As the singing went on, the congregation swelled in numbers. There was a little casual coming and going, but its informality did not mar the dignity and intense spirit of participation that charged the little church room. Now and then girls looked back, smiling and whispering, and went out to join their beaus. Late comers edged through the crowd and found places. But the Sacred Harp, with its many-voiced harmony, was lord in that place. The grave, attentive men in their Sunday suits, the women in their modest finery, the children quiet and a little awed, were borne with the choral music, their souls feeding deep on its archaic splendors. To them it was “the most beautiful music in the world.” Near the front, where there were still not enough books to go around, one saw hands on the backs of benches softly rise and fall, and open and close, keeping time as students of the Sacred Harp are taught to do. One could see an old man’s eyes close and his lips move, as he joined in some familiar chorus and thought perhaps of boyhood days, when first the singing-master came to the settlement from which the sound of pioneer axes and the noise of war had not long departed.

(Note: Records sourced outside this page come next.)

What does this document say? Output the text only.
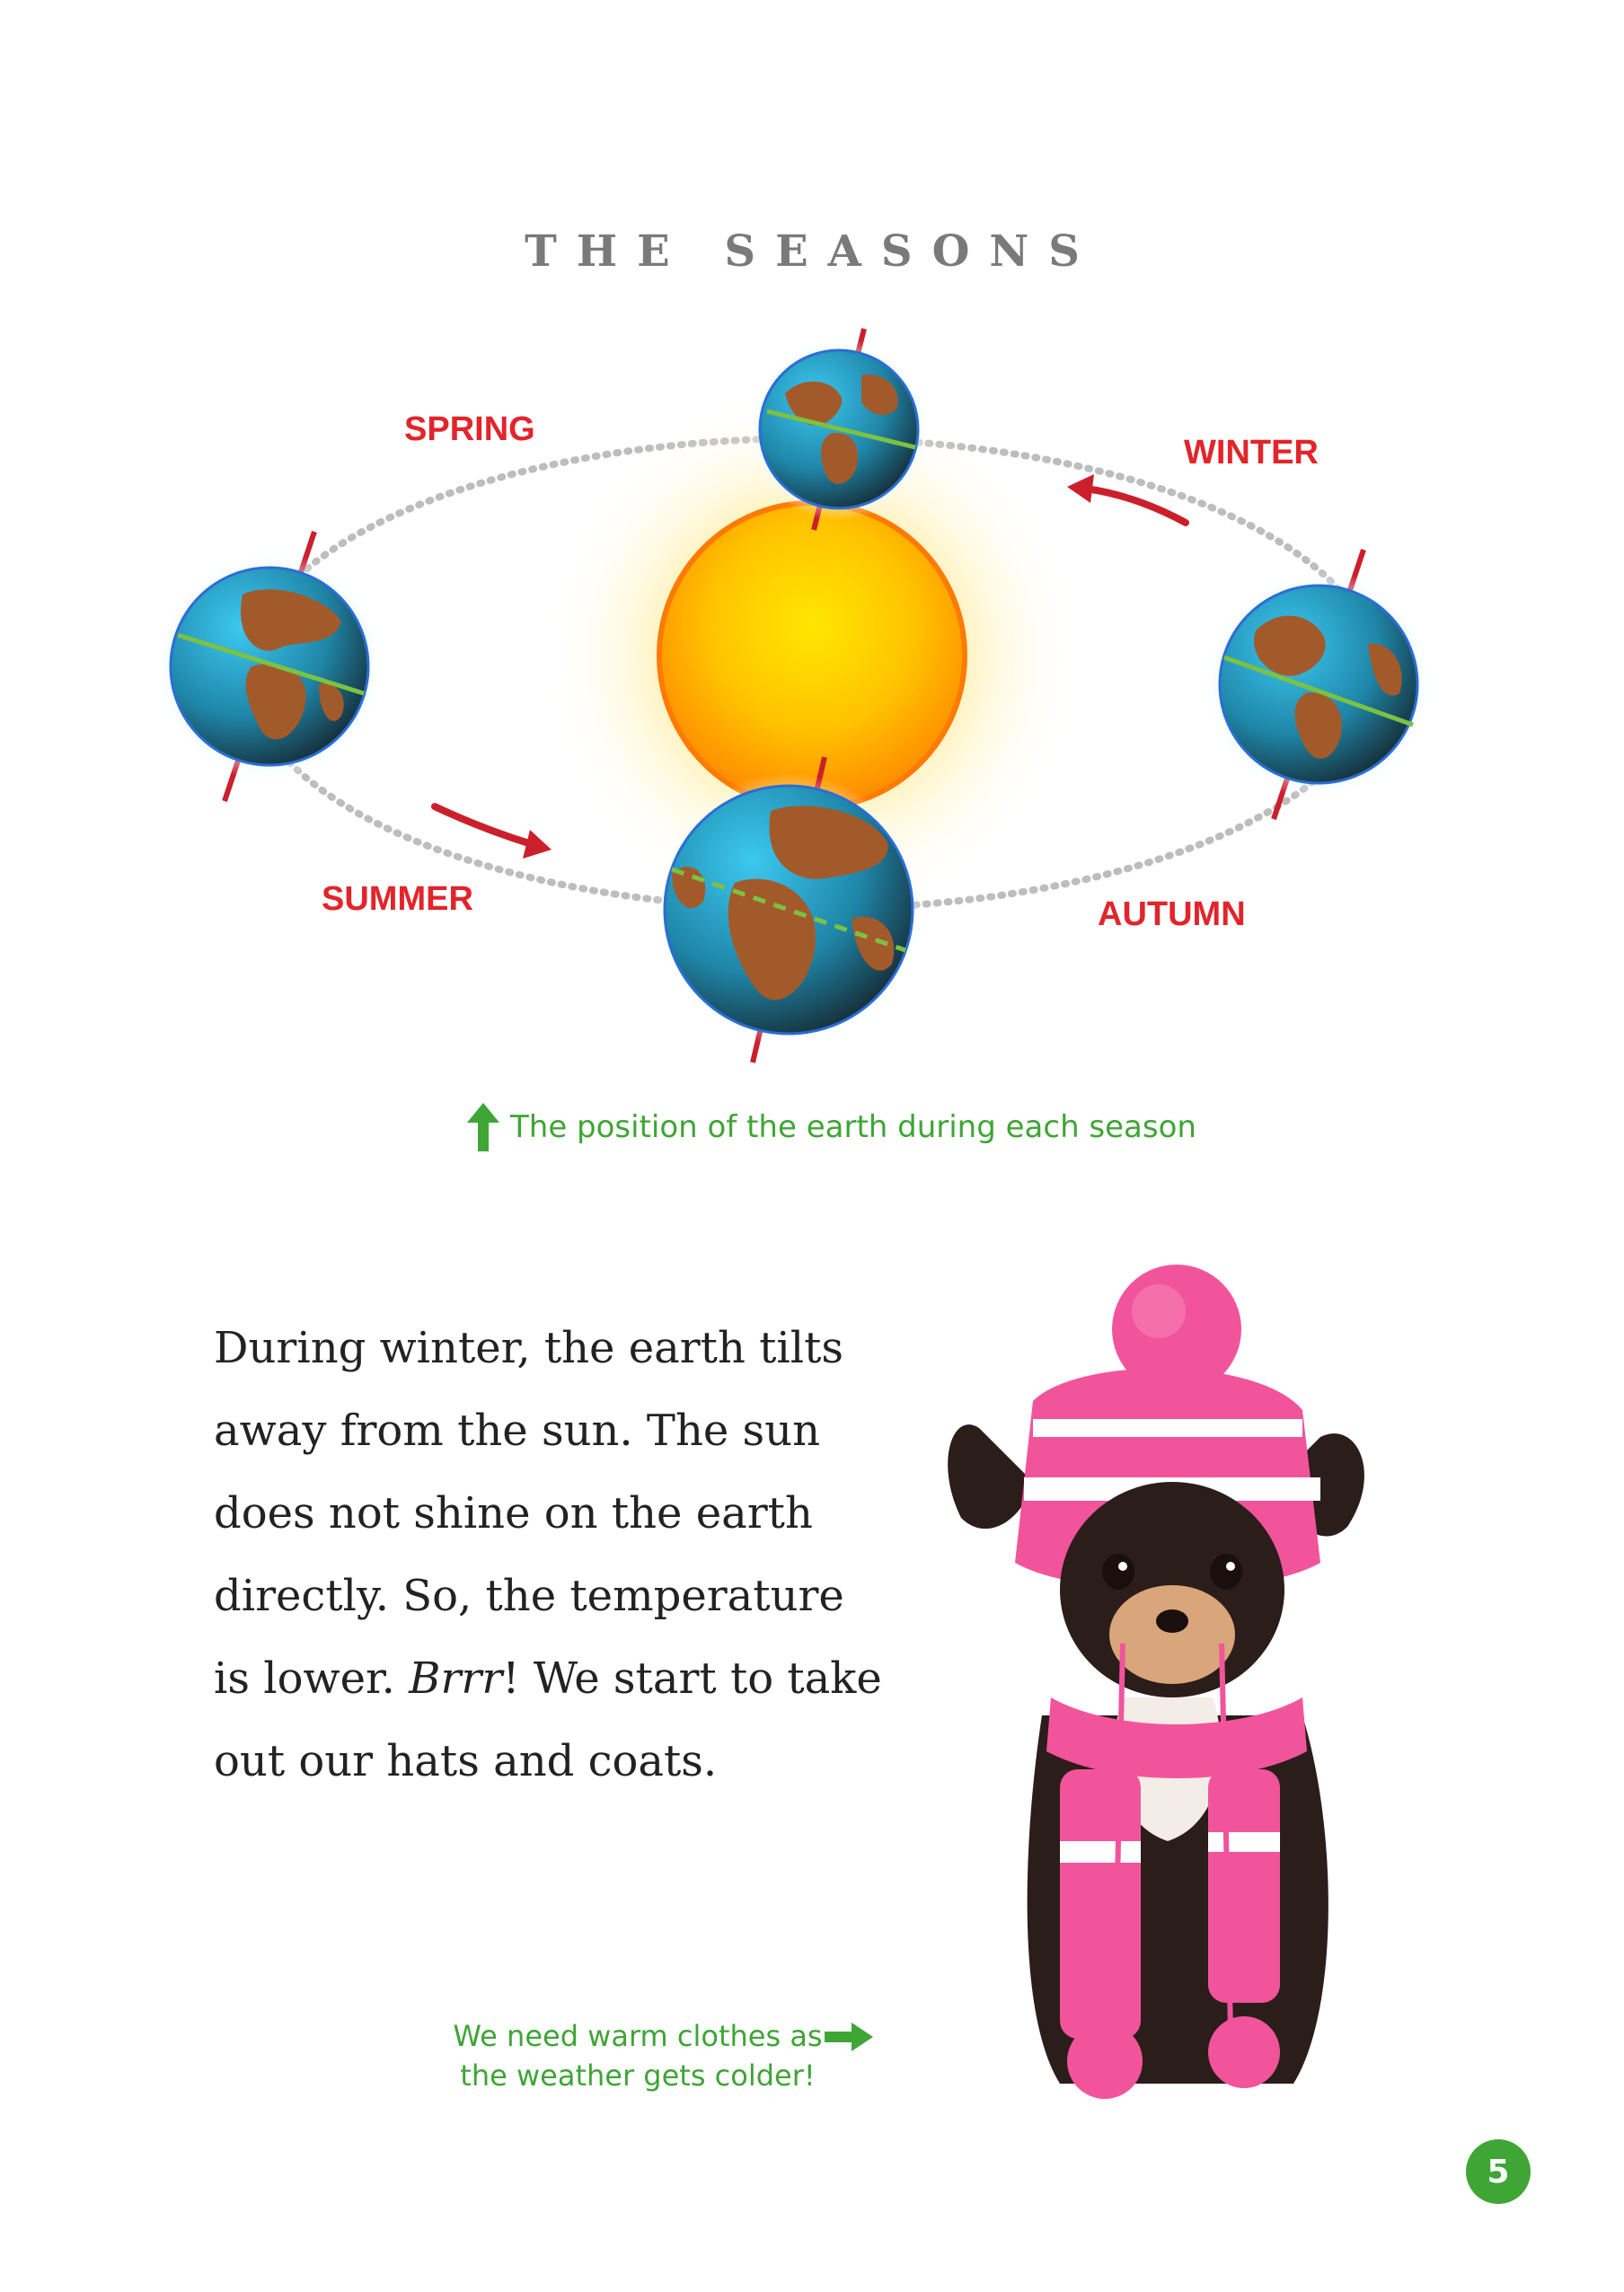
THE SEASONS
SPRING
WINTER
SUMMER	AUTUMN
The position of the earth during each season
During winter, the earth tilts
away from the sun. The sun
does not shine on the earth
directly. So, the temperature
is lower. Brrr! We start to take
out our hats and coats.
We need warm clothes as
the weather gets colder!
5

As the time drew near twelve o’clock, Brother Oakes again arose. “We have time for one more song before dinner,” he said. “Turn to 528. And I like it tolerable peart. I like it the way the brother led us just now. I never did care for a song to be drug out. When I was a boy I plowed with oxen, and when I got hold of an old blind horse I thought I was flying—I never went back to oxen. I never like to hear a song drug out.”
“Oh, For a Heart,” his last choice, was a sonorous minor setting of verses by Wesley. He led it vigorously. His eyes looked far off, hardly ever at the book. The song ended. The Sacred Harp was closed and put away.

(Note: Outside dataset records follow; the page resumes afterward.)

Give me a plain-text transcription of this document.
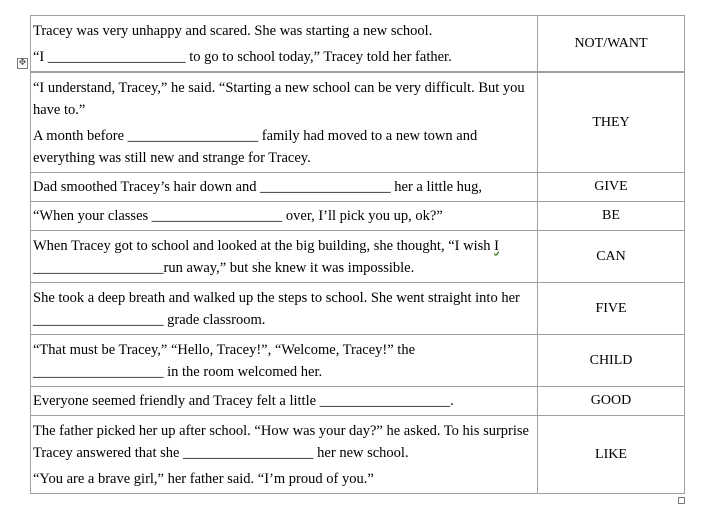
Tracey was very unhappy and scared. She was starting a new school.

“I ___________________ to go to school today,” Tracey told her father.

	NOT/WANT
✥

“I understand, Tracey,” he said. “Starting a new school can be very difficult. But you have to.”

A month before __________________ family had moved to a new town and everything was still new and strange for Tracey.	THEY

Dad smoothed Tracey’s hair down and __________________ her a little hug,	GIVE

“When your classes __________________ over, I’ll pick you up, ok?”	BE

When Tracey got to school and looked at the big building, she thought, “I wish I
__________________run away,” but she knew it was impossible.	CAN

She took a deep breath and walked up the steps to school. She went straight into her __________________ grade classroom.	FIVE

“That must be Tracey,” “Hello, Tracey!”, “Welcome, Tracey!” the __________________ in the room welcomed her.	CHILD

Everyone seemed friendly and Tracey felt a little __________________.	GOOD

The father picked her up after school. “How was your day?” he asked. To his surprise Tracey answered that she __________________ her new school.

“You are a brave girl,” her father said. “I’m proud of you.”	LIKE
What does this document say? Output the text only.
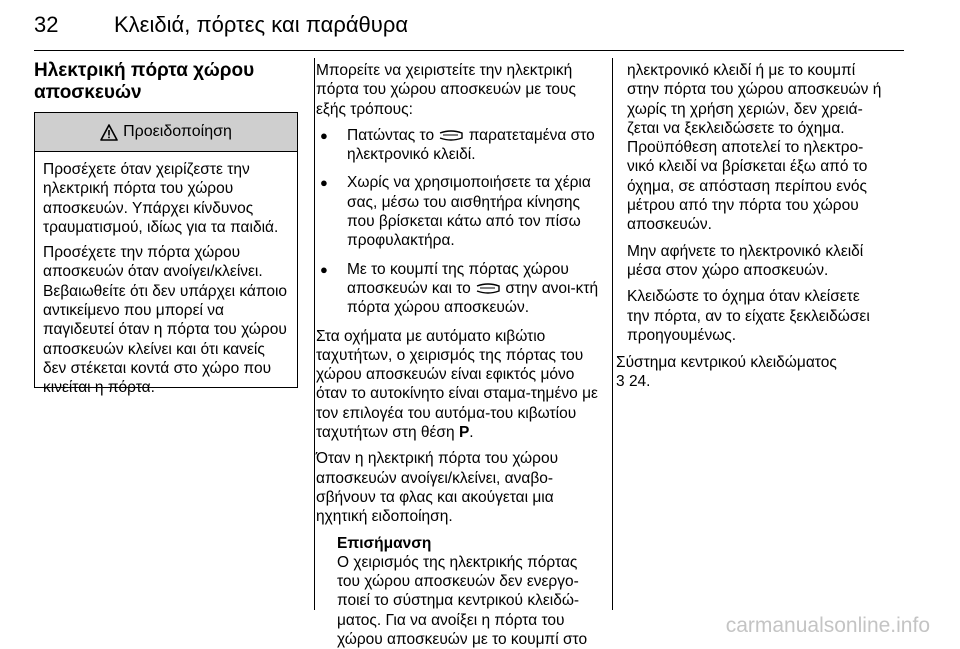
32	Κλειδιά, πόρτες και παράθυρα
Ηλεκτρική πόρτα χώρου
αποσκευών
Προειδοποίηση

Προσέχετε όταν χειρίζεστε την ηλεκτρική πόρτα του χώρου αποσκευών. Υπάρχει κίνδυνος τραυματισμού, ιδίως για τα παιδιά.

Προσέχετε την πόρτα χώρου αποσκευών όταν ανοίγει/κλείνει. Βεβαιωθείτε ότι δεν υπάρχει κάποιο αντικείμενο που μπορεί να παγιδευτεί όταν η πόρτα του χώρου αποσκευών κλείνει και ότι κανείς δεν στέκεται κοντά στο χώρο που κινείται η πόρτα.

Μπορείτε να χειριστείτε την ηλεκτρική πόρτα του χώρου αποσκευών με τους εξής τρόπους:

● Πατώντας το παρατεταμένα στο ηλεκτρονικό κλειδί.
● Χωρίς να χρησιμοποιήσετε τα χέρια σας, μέσω του αισθητήρα κίνησης που βρίσκεται κάτω από τον πίσω προφυλακτήρα.
● Με το κουμπί της πόρτας χώρου αποσκευών και το στην ανοι-κτή πόρτα χώρου αποσκευών.

Στα οχήματα με αυτόματο κιβώτιο ταχυτήτων, ο χειρισμός της πόρτας του χώρου αποσκευών είναι εφικτός μόνο όταν το αυτοκίνητο είναι σταμα-τημένο με τον επιλογέα του αυτόμα-του κιβωτίου ταχυτήτων στη θέση P.

Όταν η ηλεκτρική πόρτα του χώρου αποσκευών ανοίγει/κλείνει, αναβο-σβήνουν τα φλας και ακούγεται μια ηχητική ειδοποίηση.

Επισήμανση
Ο χειρισμός της ηλεκτρικής πόρτας του χώρου αποσκευών δεν ενεργο-ποιεί το σύστημα κεντρικού κλειδώ-ματος. Για να ανοίξει η πόρτα του χώρου αποσκευών με το κουμπί στο

ηλεκτρονικό κλειδί ή με το κουμπί στην πόρτα του χώρου αποσκευών ή χωρίς τη χρήση χεριών, δεν χρειά-ζεται να ξεκλειδώσετε το όχημα. Προϋπόθεση αποτελεί το ηλεκτρο-νικό κλειδί να βρίσκεται έξω από το όχημα, σε απόσταση περίπου ενός μέτρου από την πόρτα του χώρου αποσκευών.

Μην αφήνετε το ηλεκτρονικό κλειδί μέσα στον χώρο αποσκευών.

Κλειδώστε το όχημα όταν κλείσετε την πόρτα, αν το είχατε ξεκλειδώσει προηγουμένως.

Σύστημα κεντρικού κλειδώματος
3 24.
carmanualsonline.info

We went out with the throng into the sunshine. The grove was full of vehicles and people. Everybody was shaking hands. There were more people outside the church than had been in it. Many of them were young folk, doing their courting while the elders sang. Our own car, we found, was occupied by two such couples, who laughingly made way for us.
Many were the invitations to stay for dinner. Surely we weren’t going right now, when the fried chicken and sausage and pie and cake were being set out, from baskets that the women had cooked all day Saturday to fill. But we were the mysterious strangers, the unaccountable folk from a long way off, who must say farewell too soon, far too soon. We left the Sacred Harp folk under their pines, where in a moment the preacher would ask the blessing of the Lord upon the bounty that His hand and His earth, in despite of man-made hard times, had given His people; and went on our way with the strings of the Sacred Harp still vibrant in our minds, and saw the cotton springing up, the peach trees in full green, the grain already nearly ripe for harvest in the land of Eden.